# $1000 Cash Giveaway for April 2009 (Two Winners)



## Sonnie (Apr 11, 2006)

It's only money and it's just like cash? :spend: :spend: :spend: 

We want _*YOU *_to have it! :kiss:

Congratulations to *brandonnash*... February's $500 winner! :clap:

Congratulations to *paints*... March's $500 winner! :clap:

Yes... we are stimulating the economy... :yes:

This month we will go back to the 25 posts with a 25 word minimum - no post padding!

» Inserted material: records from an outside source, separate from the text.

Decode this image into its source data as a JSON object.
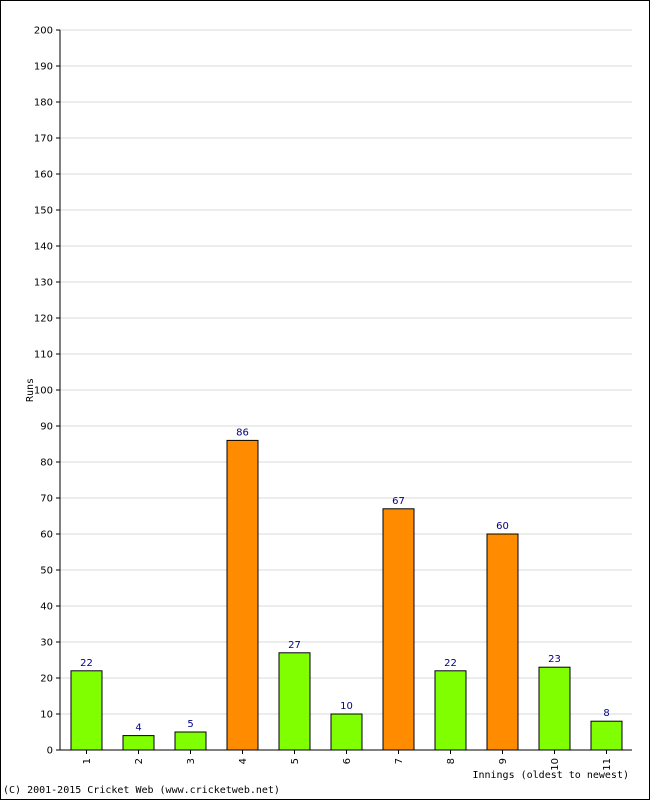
{
  "chart_data": {
    "type": "bar",
    "categories": [
      "1",
      "2",
      "3",
      "4",
      "5",
      "6",
      "7",
      "8",
      "9",
      "10",
      "11"
    ],
    "values": [
      22,
      4,
      5,
      86,
      27,
      10,
      67,
      22,
      60,
      23,
      8
    ],
    "bar_colors": [
      "#80ff00",
      "#80ff00",
      "#80ff00",
      "#ff8c00",
      "#80ff00",
      "#80ff00",
      "#ff8c00",
      "#80ff00",
      "#ff8c00",
      "#80ff00",
      "#80ff00"
    ],
    "title": "",
    "xlabel": "Innings (oldest to newest)",
    "ylabel": "Runs",
    "ylim": [
      0,
      200
    ],
    "ytick_step": 10,
    "grid": true,
    "data_labels": true
  },
  "colors": {
    "fifty_plus_bar": "#ff8c00",
    "normal_bar": "#80ff00",
    "data_label": "#000080",
    "gridline": "#d8d8d8"
  },
  "footer": {
    "copyright": "(C) 2001-2015 Cricket Web (www.cricketweb.net)"
  }
}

You must also have your equipment listed in the *Home Theater Equipment* forum, if not already listed.

*HOWEVER!!! THIS MONTH WE WILL GIVEAWAY $500 CASH TO TWO LUCKY WINNERS! DOUBLING YOUR CHANCES OF WINNING!* :dumbcrazy:

*Qualifiers:*
*
Twenty-five (25) threads or posts during the month of April 2009 (25 word minimum - no post padding).
Equipment must be listed in the Home Theater Equipment forum.
Entry must be posted by April 30, 2009 12 Midnight CST.
*
Let us know you want to be entered into the giveaway by posting in the *$1000 Giveaway Qualification Thread for April 2009*. DO NOT post in that thread until after you have qualified, otherwise your post will be deleted.

Anyone who has won any giveaways within the last six months cannot enter. We want to be sure to spread the stimulus around a bit. :T

Easy winnings! :dontknow:

Good luck to everyone who enters. :bigsmile:


----------